TRIBUNNEWS.COM, JAKARTA -- Ikatan Advokat Indonesia (Ikadin) mendesak Komisi Pemberantasan Korupsi (KPK) segera menempatkan personilnya di Mahkamah Agung guna mengawasi seluruh langkah lembaga peradilan tertinggi di Indonesia tersebut.
Menyusul, adanya operasi tangkap tangan Kepala Panitera PN Jakarta Pusat Edi Nasution SH.MH dan penggeledahan ruang kerja Sekjen MA Nurhadi beberapa waktu lalu.
“Penempatan personil KPK di kantor MA sangat diperlukan untuk mengusut tuntas kasus dugaan korupsi yang terjadi di lembaga tersebut. Disamping itu, penempatakn personil KPK juga bisa untuk mengantisipasi kejadian serupa,” tegas Ketua Umum DPP Ikadin Sutrisno di Jakarta, Senin (25/4/2016).
Sutrisno berharap KPK melakukan penyidikan terhadap pihak terkait di badan peradilan pada semua tingkatan dari Pengadilan Negeri, Pengadilan Tinggi sampai Mahkamah Agung.
Pasalnya, praktik mafia peradilan tidak akan selesai jika tidak dilakukan penyelidikan secara menyeluruh.
“Sebenarnya praktek mafia peradilan di Mahkamah Agung sudah berjalan lama tapi baru dalam beberapa bulan terakhir ini bisa terungkap dengan ditangkapnya Andri Tristianto Sutrisna dan Edi Nasution yg melibatkan pejabat di Mahkamah Agung RI,” tambahnya.
Berdasarkan data dari Advokat Ikadin di beberapa daerah menyebutkan adanya praktek mafia peradilan yang semakin marak dan membabi buta. Hal ini disebabkan oleh lemahnya kinerja Ketua MA dalam melakukan pengawasan terhadap kinerja pengadilan di Indonesia.

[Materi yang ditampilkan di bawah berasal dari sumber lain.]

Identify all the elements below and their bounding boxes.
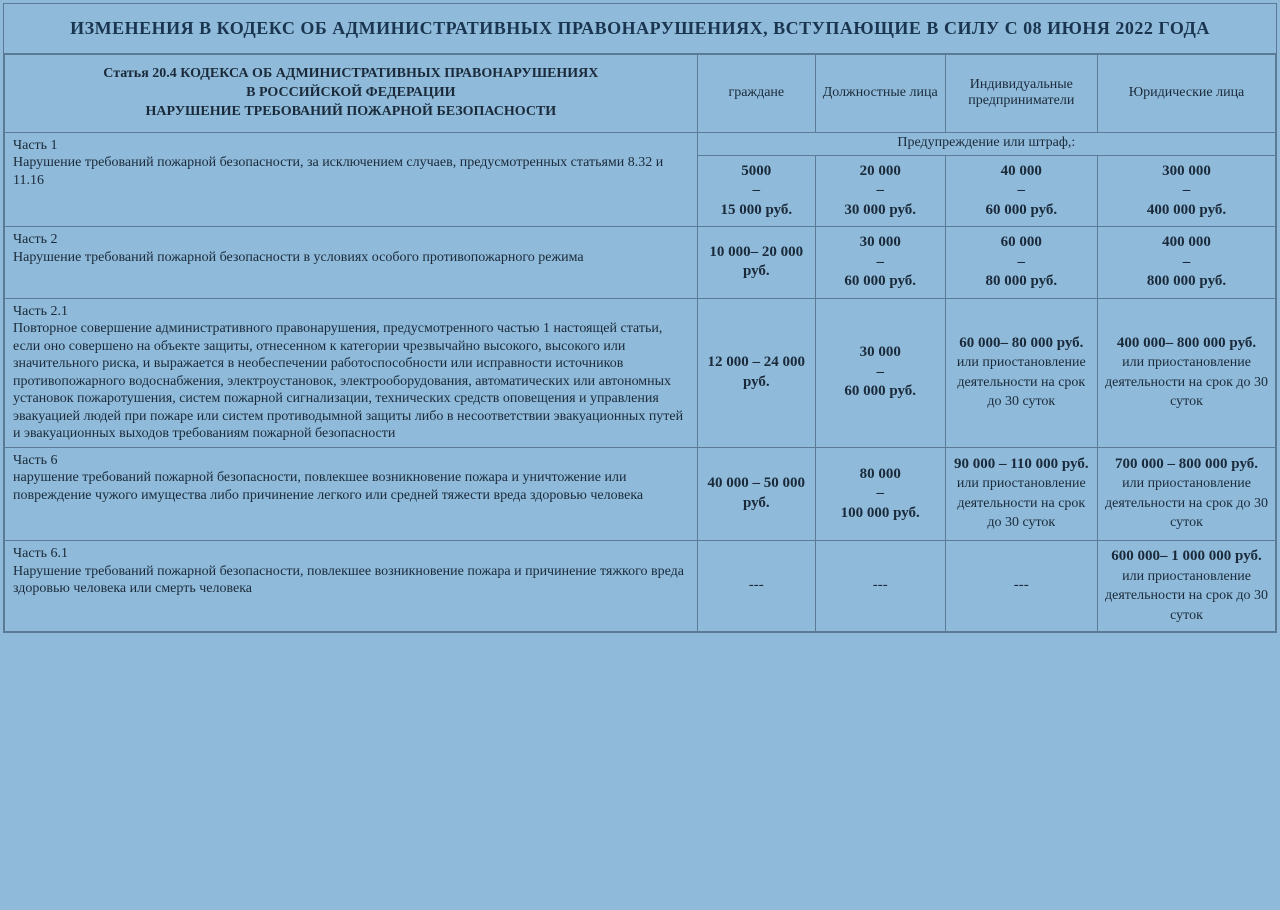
document-container: ИЗМЕНЕНИЯ В КОДЕКС ОБ АДМИНИСТРАТИВНЫХ П…	[3, 3, 1277, 633]
value-text: 700 000 – 800 000 руб.	[1115, 456, 1258, 472]
value-text: 60 000–80 000 руб.	[985, 234, 1057, 289]
col-entrepreneurs: Индивидуальные предприниматели	[945, 55, 1098, 133]
value-text: 12 000 – 24 000 руб.	[708, 354, 806, 390]
article-header: Статья 20.4 КОДЕКСА ОБ АДМИНИСТРАТИВНЫХ …	[5, 55, 698, 133]
value-text: 40 000–60 000 руб.	[985, 163, 1057, 218]
value-text: 400 000–800 000 руб.	[1147, 234, 1226, 289]
part-text: Нарушение требований пожарной безопаснос…	[13, 564, 684, 597]
cell-citizens: 12 000 – 24 000 руб.	[697, 298, 815, 447]
cell-entrepreneurs: 90 000 – 110 000 руб. или приостановлени…	[945, 447, 1098, 541]
part-label: Часть 1	[13, 137, 689, 155]
row-desc: Часть 2.1 Повторное совершение администр…	[5, 298, 698, 447]
cell-entrepreneurs: 60 000–80 000 руб.	[945, 227, 1098, 299]
value-text: 90 000 – 110 000 руб.	[954, 456, 1089, 472]
article-line2: В РОССИЙСКОЙ ФЕДЕРАЦИИ	[246, 85, 455, 100]
cell-entrepreneurs: 60 000– 80 000 руб. или приостановление …	[945, 298, 1098, 447]
value-extra: или приостановление деятельности на срок…	[1105, 355, 1268, 409]
cell-officials: 30 000–60 000 руб.	[815, 298, 945, 447]
table-row: Часть 1 Нарушение требований пожарной бе…	[5, 132, 1276, 155]
page-title: ИЗМЕНЕНИЯ В КОДЕКС ОБ АДМИНИСТРАТИВНЫХ П…	[4, 4, 1276, 54]
value-extra: или приостановление деятельности на срок…	[1105, 569, 1268, 623]
value-text: 20 000–30 000 руб.	[844, 163, 916, 218]
value-text: 10 000– 20 000 руб.	[709, 244, 803, 280]
value-text: ---	[1014, 577, 1029, 593]
cell-citizens: ---	[697, 541, 815, 632]
value-text: 30 000–60 000 руб.	[844, 344, 916, 399]
value-extra: или приостановление деятельности на срок…	[957, 476, 1086, 530]
cell-legal-entities: 400 000–800 000 руб.	[1098, 227, 1276, 299]
row-desc: Часть 2 Нарушение требований пожарной бе…	[5, 227, 698, 299]
table-row: Часть 2 Нарушение требований пожарной бе…	[5, 227, 1276, 299]
cell-legal-entities: 300 000–400 000 руб.	[1098, 155, 1276, 227]
value-text: 80 000–100 000 руб.	[841, 466, 920, 521]
part-text: Повторное совершение административного п…	[13, 321, 683, 441]
part-text: Нарушение требований пожарной безопаснос…	[13, 250, 584, 265]
part-label: Часть 6.1	[13, 545, 689, 563]
col-officials: Должностные лица	[815, 55, 945, 133]
cell-legal-entities: 700 000 – 800 000 руб. или приостановлен…	[1098, 447, 1276, 541]
cell-citizens: 5000–15 000 руб.	[697, 155, 815, 227]
table-row: Часть 6.1 Нарушение требований пожарной …	[5, 541, 1276, 632]
cell-officials: 30 000–60 000 руб.	[815, 227, 945, 299]
article-line3: НАРУШЕНИЕ ТРЕБОВАНИЙ ПОЖАРНОЙ БЕЗОПАСНОС…	[146, 104, 557, 119]
value-text: 60 000– 80 000 руб.	[959, 335, 1083, 351]
cell-legal-entities: 400 000– 800 000 руб. или приостановлени…	[1098, 298, 1276, 447]
value-text: 40 000 – 50 000 руб.	[708, 475, 806, 511]
penalty-group-header: Предупреждение или штраф,:	[697, 132, 1275, 155]
cell-citizens: 10 000– 20 000 руб.	[697, 227, 815, 299]
article-line1: Статья 20.4 КОДЕКСА ОБ АДМИНИСТРАТИВНЫХ …	[103, 66, 598, 81]
part-label: Часть 2.1	[13, 303, 689, 321]
cell-officials: ---	[815, 541, 945, 632]
cell-officials: 80 000–100 000 руб.	[815, 447, 945, 541]
value-text: 30 000–60 000 руб.	[844, 234, 916, 289]
row-desc: Часть 6 нарушение требований пожарной бе…	[5, 447, 698, 541]
header-row: Статья 20.4 КОДЕКСА ОБ АДМИНИСТРАТИВНЫХ …	[5, 55, 1276, 133]
value-text: 300 000–400 000 руб.	[1147, 163, 1226, 218]
value-extra: или приостановление деятельности на срок…	[957, 355, 1086, 409]
col-citizens: граждане	[697, 55, 815, 133]
row-desc: Часть 6.1 Нарушение требований пожарной …	[5, 541, 698, 632]
value-text: 600 000– 1 000 000 руб.	[1111, 548, 1261, 564]
cell-officials: 20 000–30 000 руб.	[815, 155, 945, 227]
col-legal-entities: Юридические лица	[1098, 55, 1276, 133]
part-label: Часть 2	[13, 231, 689, 249]
cell-citizens: 40 000 – 50 000 руб.	[697, 447, 815, 541]
cell-legal-entities: 600 000– 1 000 000 руб. или приостановле…	[1098, 541, 1276, 632]
penalty-table: Статья 20.4 КОДЕКСА ОБ АДМИНИСТРАТИВНЫХ …	[4, 54, 1276, 632]
cell-entrepreneurs: 40 000–60 000 руб.	[945, 155, 1098, 227]
part-label: Часть 6	[13, 452, 689, 470]
value-text: 400 000– 800 000 руб.	[1117, 335, 1256, 351]
cell-entrepreneurs: ---	[945, 541, 1098, 632]
row-desc: Часть 1 Нарушение требований пожарной бе…	[5, 132, 698, 227]
value-text: ---	[873, 577, 888, 593]
value-text: ---	[749, 577, 764, 593]
table-row: Часть 6 нарушение требований пожарной бе…	[5, 447, 1276, 541]
value-text: 5000–15 000 руб.	[720, 163, 792, 218]
value-extra: или приостановление деятельности на срок…	[1105, 476, 1268, 530]
part-text: Нарушение требований пожарной безопаснос…	[13, 155, 663, 188]
part-text: нарушение требований пожарной безопаснос…	[13, 470, 643, 503]
table-row: Часть 2.1 Повторное совершение администр…	[5, 298, 1276, 447]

“Mahkamah Agung RI saat ini sudah tidak bisa lagi membendung praktek mafia peradilan, sehingga sudah seharusnya Hatta Ali Ketua Mahkamah Agung RI untuk mundur dari jabatannya sebagai Ketua Mahkamah Agung RI. Apabila pimpinan Mahkamah Agung RI tidak mundur maka citra Mahkamah Agung RI semakin terpuruk, banyak masyarakat pencari keadilan yang tidak percaya lagi kepada proses peradilan di tingkat kasasi,” tegas Sutrisno.
Sutrisno menjelaskan semakin maraknya praktek mafia peradilan saat ini dipicu adanya Surat Ketua Mahkamah Agung RI No 73/KMA/HK.OL/IX/2015 tanggal 25 September 2015 yang memperbolehkan semua organisasi advokat selain Peradi untuk mengajukan pengambilan sumpah advokat kepada Ketua Pengadilan Tinggi.
“Ini bentuk pelanggaran Ketua Mahkamah Agung RI terhadap UU No 18 tahun 2003 tentang Advokat karena dengan adanya surat tersebut secara tidak langsung telah menurunkan kualitas Advokat, sehingga kalau banyak Advokat yang tidak berkualitas maka akan semakin marak praktek mafia peradilan.,” jelasnya.